(dis)Credit: Erasure and scrutiny of women in STEM

Donna Riley

Women in science, technology, engineering and mathematics face simultaneous invisibility and hypervisibility in settings of all types across academe. Over time, patterns of omission in citation or ideas unacknowledged in meetings have a cumulative effect. Many consequential decisions from grant funding to hiring to tenure and promotion rely formally or informally on these inequitable patterns of recognition and reward. At the same time women are frequently subjected to increased scrutiny in evaluation and review, from hiring and job performance to funding and publication. Increasingly, women in STEM are subjected to targeted harassment via social media that can traumatize scholars, their families and colleagues.

Women’s experiences of invisibility and hypervisibility are shaped by race, class, disability, gender identity, sexual orientation, immigration status and other types of difference, producing distinct inequitable effects. How can we work together to disrupt these patterns of inequity that mark sexist academic STEM cultures? How can we come to terms with root causes in order to structure processes and practices to more effectively counter systemic injustice?
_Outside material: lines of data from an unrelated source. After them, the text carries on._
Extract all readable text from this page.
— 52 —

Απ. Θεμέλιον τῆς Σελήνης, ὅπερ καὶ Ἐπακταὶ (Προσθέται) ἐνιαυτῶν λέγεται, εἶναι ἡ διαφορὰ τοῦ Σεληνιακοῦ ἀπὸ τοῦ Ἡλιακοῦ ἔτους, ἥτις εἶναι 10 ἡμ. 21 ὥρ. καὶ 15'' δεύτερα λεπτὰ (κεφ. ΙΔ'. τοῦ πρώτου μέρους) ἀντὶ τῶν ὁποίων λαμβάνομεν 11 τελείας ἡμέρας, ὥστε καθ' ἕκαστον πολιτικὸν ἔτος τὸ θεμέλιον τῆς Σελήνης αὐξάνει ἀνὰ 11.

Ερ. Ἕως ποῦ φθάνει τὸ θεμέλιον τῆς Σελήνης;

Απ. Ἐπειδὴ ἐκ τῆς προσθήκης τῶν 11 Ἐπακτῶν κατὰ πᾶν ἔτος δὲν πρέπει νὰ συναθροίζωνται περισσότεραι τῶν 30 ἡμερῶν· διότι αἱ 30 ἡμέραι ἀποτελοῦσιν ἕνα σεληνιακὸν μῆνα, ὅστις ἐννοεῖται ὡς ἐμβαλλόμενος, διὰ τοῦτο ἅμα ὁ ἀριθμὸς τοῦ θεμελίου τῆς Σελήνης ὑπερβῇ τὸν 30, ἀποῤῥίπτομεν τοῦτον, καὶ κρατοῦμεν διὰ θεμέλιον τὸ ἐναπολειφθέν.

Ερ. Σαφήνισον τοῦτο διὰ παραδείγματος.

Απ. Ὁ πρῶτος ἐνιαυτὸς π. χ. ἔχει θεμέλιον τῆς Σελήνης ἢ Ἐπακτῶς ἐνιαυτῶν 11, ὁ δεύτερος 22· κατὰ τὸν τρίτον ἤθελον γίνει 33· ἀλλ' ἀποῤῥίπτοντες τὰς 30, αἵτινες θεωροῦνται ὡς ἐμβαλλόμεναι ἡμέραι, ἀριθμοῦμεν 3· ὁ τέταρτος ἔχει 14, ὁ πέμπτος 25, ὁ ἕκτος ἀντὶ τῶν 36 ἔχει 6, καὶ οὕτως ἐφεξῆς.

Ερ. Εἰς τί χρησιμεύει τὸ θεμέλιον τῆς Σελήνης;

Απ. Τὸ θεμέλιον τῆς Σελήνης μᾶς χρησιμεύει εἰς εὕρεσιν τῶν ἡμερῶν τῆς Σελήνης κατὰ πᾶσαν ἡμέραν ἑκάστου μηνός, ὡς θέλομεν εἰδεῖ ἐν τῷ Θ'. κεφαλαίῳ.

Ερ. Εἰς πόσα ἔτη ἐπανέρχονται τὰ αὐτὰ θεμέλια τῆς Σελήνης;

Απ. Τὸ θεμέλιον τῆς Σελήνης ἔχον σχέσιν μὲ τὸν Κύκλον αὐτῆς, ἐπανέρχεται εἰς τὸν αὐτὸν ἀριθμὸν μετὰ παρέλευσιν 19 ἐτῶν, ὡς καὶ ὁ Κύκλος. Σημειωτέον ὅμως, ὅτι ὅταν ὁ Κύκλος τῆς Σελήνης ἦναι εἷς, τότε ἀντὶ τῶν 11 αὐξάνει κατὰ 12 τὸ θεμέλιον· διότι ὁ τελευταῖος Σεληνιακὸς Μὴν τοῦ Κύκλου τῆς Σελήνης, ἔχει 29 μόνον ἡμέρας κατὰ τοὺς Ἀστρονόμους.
Virtual presentation and Q&A

Dr. Donna M. Riley, Kamyar Haghighi Head of the School of Engineering Education at Purdue University, will give a presentation via Zoom to enhance awareness of gender bias and continued lack of diversity in STEM fields.

Thursday, Oct. 29

4 p.m. EDT – Virtual presentation and Q&A

Register today

This event is the second in a year-long, Cross-Institutional Caucus Series, hosted by the four institutions engaged in the NSF ADVANCE Midwest Partnership – Joining Forces grant. The series, taking place in 2020-21, will highlight gender inequities in STEM workplaces, and suggest institutional strategies to counter these inequities.

Meet Dr. Riley

Prior to her new role at Purdue University, Riley was professor and interim head in the Department of Engineering Education at Virginia Tech. From 2013-15, she served as program director for Engineering Education at the National Science Foundation. Riley spent thirteen years as a founding faculty member of the Picker Engineering Program at Smith College, the first engineering program at a U.S. women’s college.

 In 2005, she received an NSF CAREER award on implementing and assessing pedagogies of liberation in engineering classrooms.

Dr. Riley's full biography

ADVANCE Midwest Partnership – Joining Forces

The ADVANCE Midwest Partnership - Joining Forces is a cross-institutional effort of these four research-intensive, doctoral-granting public universities funded by the NSF ADVANCE program to promote increased equity, diversity, and faculty retention and career advancement of faculty in science, technology, engineering or mathematics.